-----Original Message-----
----- Original Message -----
> I faced an incomplete vmcore previous week which was generated because
> system running in kdump kernel was somehow rebooted in the middle of
> copying vmcore.
>
> Unfortunately, in the incomplete vmcore, most of the tasks failed to
> be detected via PID hash table because the objects relevant to PID
> hash including ptes needed to refer to the objects were lost.
>
> Although I successfully found many of objects of task_struct from
> another data structure such as via a circular list of task_struct::tasks
> and via run queue, crash sub-commands never work with the following
> message if a given object is not contained in the task table:
>
> crash> bt 0xffffffff00000000
> bt: invalid task or pid value: 0xffffffff00000000
>
> To address this issue, I made a patch to add a command-line option
> to pass a list of addresses of task_struct objects to make crash
> try to detect them in task table.
>
> I made this in very short time and there may be better interface
> than command-line option.
>
> Tested on top of crash-7.2.5.
Yeah, what bothers me about this patch is that even though it worked for your
particular half-baked vmcore, it may never be of any help to anybody else
in the future.
It's similar in nature to patches that have posted that address a particular
unique kernel bug that was seen in one vmcore, but it would be highly unlikely
that the circumstances would ever be seen again.

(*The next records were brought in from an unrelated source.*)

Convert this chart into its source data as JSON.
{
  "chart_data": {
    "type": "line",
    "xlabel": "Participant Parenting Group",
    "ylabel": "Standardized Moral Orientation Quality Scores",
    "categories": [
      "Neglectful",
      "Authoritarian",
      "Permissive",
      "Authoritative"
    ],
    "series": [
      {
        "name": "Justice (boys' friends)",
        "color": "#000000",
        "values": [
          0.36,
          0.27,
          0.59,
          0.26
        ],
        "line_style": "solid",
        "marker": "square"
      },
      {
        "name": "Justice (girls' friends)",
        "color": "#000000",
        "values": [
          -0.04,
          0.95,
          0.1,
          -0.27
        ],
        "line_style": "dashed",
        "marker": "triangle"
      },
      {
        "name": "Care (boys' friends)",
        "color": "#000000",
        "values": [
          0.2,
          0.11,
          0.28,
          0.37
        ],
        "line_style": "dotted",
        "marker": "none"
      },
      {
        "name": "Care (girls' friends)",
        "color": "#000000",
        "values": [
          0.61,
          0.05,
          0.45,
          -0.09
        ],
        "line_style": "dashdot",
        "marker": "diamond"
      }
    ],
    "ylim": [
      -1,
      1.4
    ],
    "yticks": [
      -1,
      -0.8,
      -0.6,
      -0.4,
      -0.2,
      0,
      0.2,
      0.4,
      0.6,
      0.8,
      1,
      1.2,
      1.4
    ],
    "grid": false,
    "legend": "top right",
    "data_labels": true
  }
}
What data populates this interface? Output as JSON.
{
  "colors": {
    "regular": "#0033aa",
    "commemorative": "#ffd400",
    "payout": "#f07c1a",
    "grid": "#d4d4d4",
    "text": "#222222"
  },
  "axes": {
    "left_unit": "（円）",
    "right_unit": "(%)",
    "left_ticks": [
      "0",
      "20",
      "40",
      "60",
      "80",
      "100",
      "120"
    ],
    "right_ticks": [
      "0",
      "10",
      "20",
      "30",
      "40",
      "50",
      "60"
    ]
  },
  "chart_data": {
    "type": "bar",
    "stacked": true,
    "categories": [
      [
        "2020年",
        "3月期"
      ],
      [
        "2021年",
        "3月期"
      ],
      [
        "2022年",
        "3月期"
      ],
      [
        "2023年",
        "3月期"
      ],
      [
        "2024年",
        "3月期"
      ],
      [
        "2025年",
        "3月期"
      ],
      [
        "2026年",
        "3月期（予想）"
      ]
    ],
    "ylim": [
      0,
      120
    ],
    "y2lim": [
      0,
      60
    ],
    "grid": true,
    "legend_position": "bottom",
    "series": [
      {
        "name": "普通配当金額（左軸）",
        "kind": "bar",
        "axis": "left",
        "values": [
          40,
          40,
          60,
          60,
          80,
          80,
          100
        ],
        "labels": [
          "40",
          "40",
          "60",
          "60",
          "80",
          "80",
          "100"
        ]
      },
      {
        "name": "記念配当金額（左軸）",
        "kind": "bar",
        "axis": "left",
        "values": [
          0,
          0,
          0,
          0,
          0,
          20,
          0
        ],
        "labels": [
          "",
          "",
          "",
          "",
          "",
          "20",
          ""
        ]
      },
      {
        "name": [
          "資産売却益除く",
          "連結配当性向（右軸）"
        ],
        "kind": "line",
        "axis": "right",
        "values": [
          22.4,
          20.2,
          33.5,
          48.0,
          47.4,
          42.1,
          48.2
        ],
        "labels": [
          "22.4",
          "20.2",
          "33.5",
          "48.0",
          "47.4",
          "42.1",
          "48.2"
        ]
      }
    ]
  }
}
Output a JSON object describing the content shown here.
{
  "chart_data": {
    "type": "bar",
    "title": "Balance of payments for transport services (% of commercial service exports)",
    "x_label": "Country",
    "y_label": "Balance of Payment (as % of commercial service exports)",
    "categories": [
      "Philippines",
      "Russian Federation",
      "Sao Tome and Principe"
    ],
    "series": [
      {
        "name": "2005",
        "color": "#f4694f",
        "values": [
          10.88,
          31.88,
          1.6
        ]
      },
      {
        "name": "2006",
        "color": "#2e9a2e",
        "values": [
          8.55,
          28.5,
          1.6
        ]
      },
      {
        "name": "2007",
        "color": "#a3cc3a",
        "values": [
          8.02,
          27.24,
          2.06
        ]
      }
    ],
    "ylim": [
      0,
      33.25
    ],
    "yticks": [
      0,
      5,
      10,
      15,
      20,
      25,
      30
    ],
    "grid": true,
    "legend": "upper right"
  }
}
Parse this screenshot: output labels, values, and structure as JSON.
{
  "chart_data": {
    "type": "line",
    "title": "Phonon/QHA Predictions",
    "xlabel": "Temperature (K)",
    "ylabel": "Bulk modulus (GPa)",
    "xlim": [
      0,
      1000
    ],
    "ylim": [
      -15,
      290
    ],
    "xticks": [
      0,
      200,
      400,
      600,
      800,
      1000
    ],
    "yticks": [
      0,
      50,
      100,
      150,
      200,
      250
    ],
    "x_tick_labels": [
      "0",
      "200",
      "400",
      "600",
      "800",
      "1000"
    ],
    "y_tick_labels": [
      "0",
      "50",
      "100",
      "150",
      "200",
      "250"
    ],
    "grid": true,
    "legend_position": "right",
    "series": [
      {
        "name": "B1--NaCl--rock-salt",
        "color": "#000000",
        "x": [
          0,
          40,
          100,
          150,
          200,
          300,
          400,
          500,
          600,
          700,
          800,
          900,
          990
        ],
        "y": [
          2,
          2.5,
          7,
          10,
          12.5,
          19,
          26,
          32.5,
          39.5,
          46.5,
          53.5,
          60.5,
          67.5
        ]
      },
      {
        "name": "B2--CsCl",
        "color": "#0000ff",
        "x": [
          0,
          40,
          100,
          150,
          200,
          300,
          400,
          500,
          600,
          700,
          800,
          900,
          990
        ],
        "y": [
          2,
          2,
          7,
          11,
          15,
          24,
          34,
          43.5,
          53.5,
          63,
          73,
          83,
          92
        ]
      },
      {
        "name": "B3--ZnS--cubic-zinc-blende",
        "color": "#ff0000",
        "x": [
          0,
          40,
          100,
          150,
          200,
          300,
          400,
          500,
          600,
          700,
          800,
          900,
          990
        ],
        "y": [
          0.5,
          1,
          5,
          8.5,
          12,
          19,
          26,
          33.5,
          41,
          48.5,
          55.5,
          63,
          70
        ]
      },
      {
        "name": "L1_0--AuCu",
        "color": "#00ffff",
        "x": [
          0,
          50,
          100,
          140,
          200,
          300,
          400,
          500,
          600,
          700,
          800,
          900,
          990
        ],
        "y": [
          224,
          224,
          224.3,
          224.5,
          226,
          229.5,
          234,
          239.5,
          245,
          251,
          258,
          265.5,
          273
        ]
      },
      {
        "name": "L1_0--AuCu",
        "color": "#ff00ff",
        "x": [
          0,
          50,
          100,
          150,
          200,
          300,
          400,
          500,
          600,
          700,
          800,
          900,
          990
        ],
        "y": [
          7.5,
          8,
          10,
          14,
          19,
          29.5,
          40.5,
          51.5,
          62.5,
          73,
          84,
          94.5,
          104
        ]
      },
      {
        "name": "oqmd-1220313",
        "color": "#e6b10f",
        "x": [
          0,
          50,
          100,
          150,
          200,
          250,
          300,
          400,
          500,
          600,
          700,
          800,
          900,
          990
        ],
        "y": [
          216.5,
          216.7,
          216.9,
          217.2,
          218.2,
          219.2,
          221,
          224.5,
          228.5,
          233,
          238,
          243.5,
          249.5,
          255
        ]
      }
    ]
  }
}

I'm posting this patch because I think this could be useful for everyone...
It was unfortunate that incomplete vmcore was generated and sent to us but
there's case where engineers have to investigate issues based on the
incomplete vmcore.
I also think there would other cases where restoring task_struct could fail
due to pure software issues, for example, memory corruption bugs, and think
it natural that crash doesn't behave as expected when kernel data structures
are abnormal state.
I think options such as --minimal and --no_kmem_cache are to deal with
such cases and this feature is similar in this sense.
By the way, I feel like I saw vmcores where some error messages
were output during "(gathering task table data)" in the past and
I guess some tasks were missing there but this was the first case I actually
needed to try to restore them.
But in this case, it's even more unlikely given that it's dealing with
an incomplete vmcore. You were lucky that you were able to even
bring up a crash session at all -- and then were able to generate
a task list after that.
It was incomplete but was complete about 98%. The detection from PID
hash was affected by loss of the remaining 2%.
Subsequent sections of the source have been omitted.